I agreed to try it for a month and sent in loads of copy each week. At the end of the month, I received a check for thirty dollars. “This is ridiculous,” I argued. “No one can live on thirty dollars a month.”

During this period, my husband joined me in Washington after much back-and-forth in letters in which he expressed a desire to seek federal employment. After considerable persuasion, I finally agreed, thinking and hoping that we could make a better life together in a different environment among new acquaintances. But after a fair trial, it still didn’t work out—our values, aspirations, and goals were still very different. Finally Charles and I decided to part ways, and I continued to navigate on my own.
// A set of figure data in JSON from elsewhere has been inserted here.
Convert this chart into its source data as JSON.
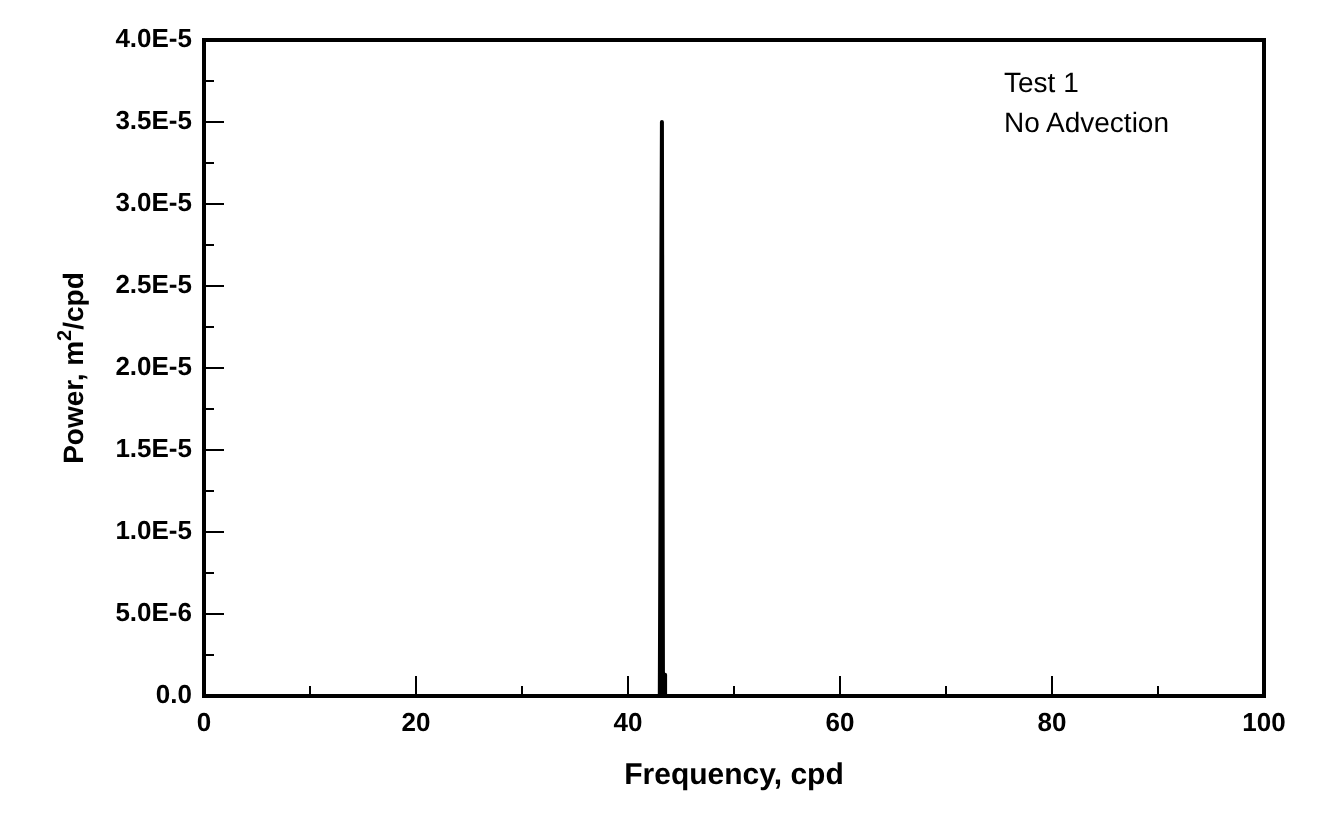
{
  "chart_data": {
    "type": "line",
    "xlabel": "Frequency, cpd",
    "ylabel": "Power, m$^{2}$/cpd",
    "annotations": [
      "Test 1",
      "No Advection"
    ],
    "x": [
      0,
      43.0,
      43.2,
      43.3,
      43.4,
      43.5,
      100
    ],
    "series": [
      {
        "color": "#000000",
        "values": [
          0,
          0,
          3.5e-05,
          0,
          1.3e-06,
          0,
          0
        ]
      }
    ],
    "xlim": [
      0,
      100
    ],
    "xticks": [
      0,
      {
        "value": 10,
        "label": null
      },
      20,
      {
        "value": 30,
        "label": null
      },
      40,
      {
        "value": 50,
        "label": null
      },
      60,
      {
        "value": 70,
        "label": null
      },
      80,
      {
        "value": 90,
        "label": null
      },
      100
    ],
    "ylim": [
      0,
      4e-05
    ],
    "yticks": [
      {
        "value": 0,
        "label": "0.0"
      },
      {
        "value": 2.5e-06,
        "label": null
      },
      {
        "value": 5e-06,
        "label": "5.0E-6"
      },
      {
        "value": 7.5e-06,
        "label": null
      },
      {
        "value": 1e-05,
        "label": "1.0E-5"
      },
      {
        "value": 1.25e-05,
        "label": null
      },
      {
        "value": 1.5e-05,
        "label": "1.5E-5"
      },
      {
        "value": 1.75e-05,
        "label": null
      },
      {
        "value": 2e-05,
        "label": "2.0E-5"
      },
      {
        "value": 2.25e-05,
        "label": null
      },
      {
        "value": 2.5e-05,
        "label": "2.5E-5"
      },
      {
        "value": 2.75e-05,
        "label": null
      },
      {
        "value": 3e-05,
        "label": "3.0E-5"
      },
      {
        "value": 3.25e-05,
        "label": null
      },
      {
        "value": 3.5e-05,
        "label": "3.5E-5"
      },
      {
        "value": 3.75e-05,
        "label": null
      },
      {
        "value": 4e-05,
        "label": "4.0E-5"
      }
    ],
    "grid": false,
    "legend": false,
    "marker": "none",
    "line_style": "solid"
  }
}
After some debate, ANP agreed to pay one cent per word, and I agreed to try it for two more months. The same amount of my copy was used, and my monthly checks came to sixty dollars each. I managed to survive these three months on a payout for unused leave from OPA and a refund of my federal retirement contributions. When this money was gone, I informed ANP that I must have a definite salary. The agency agreed to pay me twenty-five dollars per week as a base salary and gave me permission to pick up some extra money doing other jobs to supplement my ANP salary. Freelancing for magazines and doing some political work, I managed to make this arrangement work for fourteen years, and I was averaging more than eight thousand dollars annually when I left newspaper work to accept a political appointment in 1961. It was a rough ride at times but also a good one, and I wouldn’t trade it for anything.